Wherein contact the mixture that makes described at least a coordination part and the formation of coordination physical efficiency comprise the purpose target molecule, strengthen the immunogenicity of purpose target molecule thus.
47. the method for claim 46, wherein molecules of interest is selected from protein, nucleotide sequence, small molecules chemical reagent and ion.
48. the method for claim 46, wherein said at least a part is selected from the substrate and the enzyme of somatomedin, hormone, nucleotide sequence, antibody, epitope mark, avidin, vitamin H, enzyme.

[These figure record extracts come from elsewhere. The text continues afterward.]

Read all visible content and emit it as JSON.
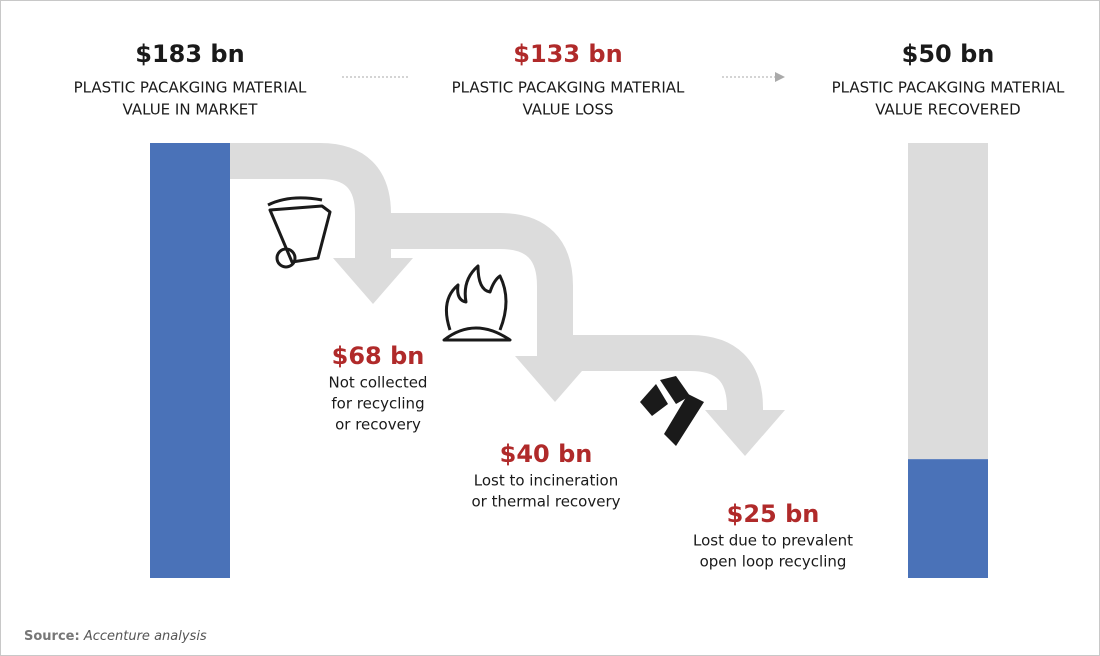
{
  "stages": [
    {
      "amount": 183,
      "amount_label": "$183 bn",
      "label_lines": [
        "PLASTIC PACAKGING MATERIAL",
        "VALUE IN MARKET"
      ]
    },
    {
      "amount": 133,
      "amount_label": "$133 bn",
      "label_lines": [
        "PLASTIC PACAKGING MATERIAL",
        "VALUE LOSS"
      ]
    },
    {
      "amount": 50,
      "amount_label": "$50 bn",
      "label_lines": [
        "PLASTIC PACAKGING MATERIAL",
        "VALUE RECOVERED"
      ]
    }
  ],
  "losses": [
    {
      "amount_label": "$68 bn",
      "description_lines": [
        "Not collected",
        "for recycling",
        "or recovery"
      ]
    },
    {
      "amount_label": "$40 bn",
      "description_lines": [
        "Lost to incineration",
        "or thermal recovery"
      ]
    },
    {
      "amount_label": "$25 bn",
      "description_lines": [
        "Lost due to prevalent",
        "open loop recycling"
      ]
    }
  ],
  "source": {
    "label": "Source:",
    "text": "Accenture analysis"
  }
}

49. the method for claim 46, wherein said at least a part is attached to described at least a coordination part through joint.
50. the method for claim 46, wherein said coordination partly are selected from sequestrant, vitamin H, nucleotide sequence, epitope mark, electron deficiency molecule and electron rich molecule.
51. the method for claim 46, wherein said ligand lewis' acid is selected from metal ion, avidin, nucleotide sequence, electron deficiency molecule and electron rich molecule.